In [None]:
import matplotlib.pyplot as plt
import pandas as pd
from nltk.sentiment.vader import SentimentIntensityAnalyzer

In this code block, I imported essential libraries for data visualization and sentiment analysis within my machine learning project.

- **Matplotlib**: Used it for creating visualizations.
- **Pandas**: Employed it for data manipulation and analysis.
- **Seaborn**: Enhanced the style and aesthetics of Matplotlib plots.
- **NLTK VADER SentimentIntensityAnalyzer**: Imported it for conducting sentiment analysis tasks on textual data.

In [None]:
data = pd.read_csv('dataset/hotel_reviews.csv')
display(data.head())

I loaded the dataset from a CSV file named 'hotel_reviews.csv' into a Pandas DataFrame, then I displayed the first few rows of the loaded dataset for initial data exploration.

In [None]:
display(data.info())

Used the .info() method to obtain an overview of the dataset's structure, including data types, missing values, and more.

In [None]:
display(data.isnull().sum())

I checked for missing values within the dataset using the .isnull() method and calculated the sum of missing values for each column.

In [None]:
ratings = data['Rating'].value_counts()
index = ratings.index
values = ratings.values

custom_colors = ['forestgreen', 'dodgerblue', 'darkorange', 'lightsalmon', 'red']
plt.figure(figsize=(7, 7))
plt.pie(values, labels=index, colors=custom_colors)
central_circle = plt.Circle((0, 0), 0.5, color='white')
fig = plt.gcf()
fig.gca().add_artist(central_circle)
plt.rc('font', size=12)
plt.title('Hotel Reviews Ratings', fontsize=20)

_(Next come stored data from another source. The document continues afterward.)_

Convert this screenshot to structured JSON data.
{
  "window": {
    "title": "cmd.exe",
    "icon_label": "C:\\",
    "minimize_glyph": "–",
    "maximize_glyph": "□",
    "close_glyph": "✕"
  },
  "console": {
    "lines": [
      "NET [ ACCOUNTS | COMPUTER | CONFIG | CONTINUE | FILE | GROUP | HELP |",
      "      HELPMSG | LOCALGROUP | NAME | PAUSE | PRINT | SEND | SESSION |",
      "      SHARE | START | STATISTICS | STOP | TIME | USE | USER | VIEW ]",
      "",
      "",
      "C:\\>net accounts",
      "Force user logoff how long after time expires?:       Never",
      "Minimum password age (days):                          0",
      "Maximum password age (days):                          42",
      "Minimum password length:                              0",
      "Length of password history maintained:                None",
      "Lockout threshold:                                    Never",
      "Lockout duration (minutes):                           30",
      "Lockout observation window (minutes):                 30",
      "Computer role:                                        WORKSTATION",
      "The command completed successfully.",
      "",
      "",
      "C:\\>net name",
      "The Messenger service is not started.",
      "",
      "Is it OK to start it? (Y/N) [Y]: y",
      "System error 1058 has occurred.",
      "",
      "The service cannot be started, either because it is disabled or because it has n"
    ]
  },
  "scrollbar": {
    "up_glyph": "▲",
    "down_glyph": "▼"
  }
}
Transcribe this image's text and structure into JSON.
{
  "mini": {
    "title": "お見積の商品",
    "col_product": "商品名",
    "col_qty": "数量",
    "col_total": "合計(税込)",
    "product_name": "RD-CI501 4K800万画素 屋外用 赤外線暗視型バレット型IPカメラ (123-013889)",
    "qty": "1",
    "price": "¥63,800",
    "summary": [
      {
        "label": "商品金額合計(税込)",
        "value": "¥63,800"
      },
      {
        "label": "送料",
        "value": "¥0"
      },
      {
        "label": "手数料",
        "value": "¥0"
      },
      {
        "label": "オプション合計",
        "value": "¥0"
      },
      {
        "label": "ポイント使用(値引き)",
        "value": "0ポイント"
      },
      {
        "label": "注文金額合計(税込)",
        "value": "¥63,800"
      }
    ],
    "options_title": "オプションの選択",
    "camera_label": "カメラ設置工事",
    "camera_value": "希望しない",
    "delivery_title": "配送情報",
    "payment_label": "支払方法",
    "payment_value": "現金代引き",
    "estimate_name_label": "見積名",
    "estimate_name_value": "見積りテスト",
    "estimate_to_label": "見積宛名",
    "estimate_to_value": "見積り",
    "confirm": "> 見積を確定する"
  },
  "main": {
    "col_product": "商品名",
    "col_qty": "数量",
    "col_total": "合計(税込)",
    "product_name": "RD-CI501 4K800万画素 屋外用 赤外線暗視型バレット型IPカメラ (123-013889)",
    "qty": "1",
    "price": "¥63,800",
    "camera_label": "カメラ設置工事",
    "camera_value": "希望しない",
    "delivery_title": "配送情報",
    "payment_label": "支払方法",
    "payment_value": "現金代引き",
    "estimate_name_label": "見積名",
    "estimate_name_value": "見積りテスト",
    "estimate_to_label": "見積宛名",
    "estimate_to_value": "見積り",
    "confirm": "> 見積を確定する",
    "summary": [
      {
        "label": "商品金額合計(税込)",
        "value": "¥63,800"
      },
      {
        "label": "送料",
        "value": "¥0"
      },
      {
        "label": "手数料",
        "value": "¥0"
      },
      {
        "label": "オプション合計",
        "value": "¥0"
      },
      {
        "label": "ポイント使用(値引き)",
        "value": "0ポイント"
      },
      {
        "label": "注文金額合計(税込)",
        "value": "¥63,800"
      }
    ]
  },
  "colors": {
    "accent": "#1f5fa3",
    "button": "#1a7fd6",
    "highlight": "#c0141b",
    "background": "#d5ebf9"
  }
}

legend_labels = [f'{count}' for rating, count in zip(index, values)]
plt.legend(legend_labels, title="Rating Count", loc="center left", bbox_to_anchor=(1, 0.5))

plt.show()

I created this graph to illustrate the distribution of hotel review ratings. Each colored segment of the pie chart represented a different rating category, and the size of each segment corresponded to the number of reviews with that specific rating. I added a legend to display the actual count of reviews for each rating category, providing a clear visual representation of the quantity of ratings in the dataset.

In [None]:
sentiments = SentimentIntensityAnalyzer()
data['Positive'] = [sentiments.polarity_scores(i)['pos'] for i in data['Review']]
data['Negative'] = [sentiments.polarity_scores(i)['neg'] for i in data['Review']]
data['Neutral'] = [sentiments.polarity_scores(i)['neu'] for i in data['Review']]
display(data.head())

In this code block, I utilized the NLTK VADER SentimentIntensityAnalyzer to perform sentiment analysis on the textual data within the dataset. The following actions were taken:

- Created an instance of the SentimentIntensityAnalyzer class to analyze the sentiment of text data.
- Calculated the positive, negative, and neutral sentiment scores for each review in the dataset using list comprehensions and the polarity_scores method provided by the SentimentIntensityAnalyzer.
- Added three new columns ('Positive', 'Negative', and 'Neutral') to the dataset, each containing the corresponding sentiment score for the reviews.
- Displayed the first few rows of the updated dataset to provide an initial look at the sentiment analysis results.

This process allows for a more in-depth understanding of the sentiment distribution within the dataset and can be valuable for further analysis and insights.

In [None]:
x = sum(data['Positive'])
y = sum(data['Negative'])
z = sum(data['Neutral'])

def sentiment_score(a, b, c):
    if (a > b) and (a > c):
        print('Positive 😊')
    elif (b > a) and (b > c):
        print('Negative 😠')
    else:
        print('Neutral 🙂')
        
sentiment_score(x, y, z)

In this code block:

- Calculated the total positive, negative, and neutral sentiment scores for the entire dataset using the `sum()` function and the respective columns from the Pandas DataFrame.
- Defined a custom function `sentiment_score(a, b, c)` that takes the total positive, negative, and neutral scores as inputs and determines the overall sentiment of the dataset.
- Printed the overall sentiment label, which can be 'Positive 😊' if positive sentiment dominates, 'Negative 😠' if negative sentiment dominates, or 'Neutral 🙂' if the sentiment is relatively balanced.

This code provides a high-level summary of the sentiment distribution within the dataset, simplifying the analysis to a single sentiment label based on the calculated scores.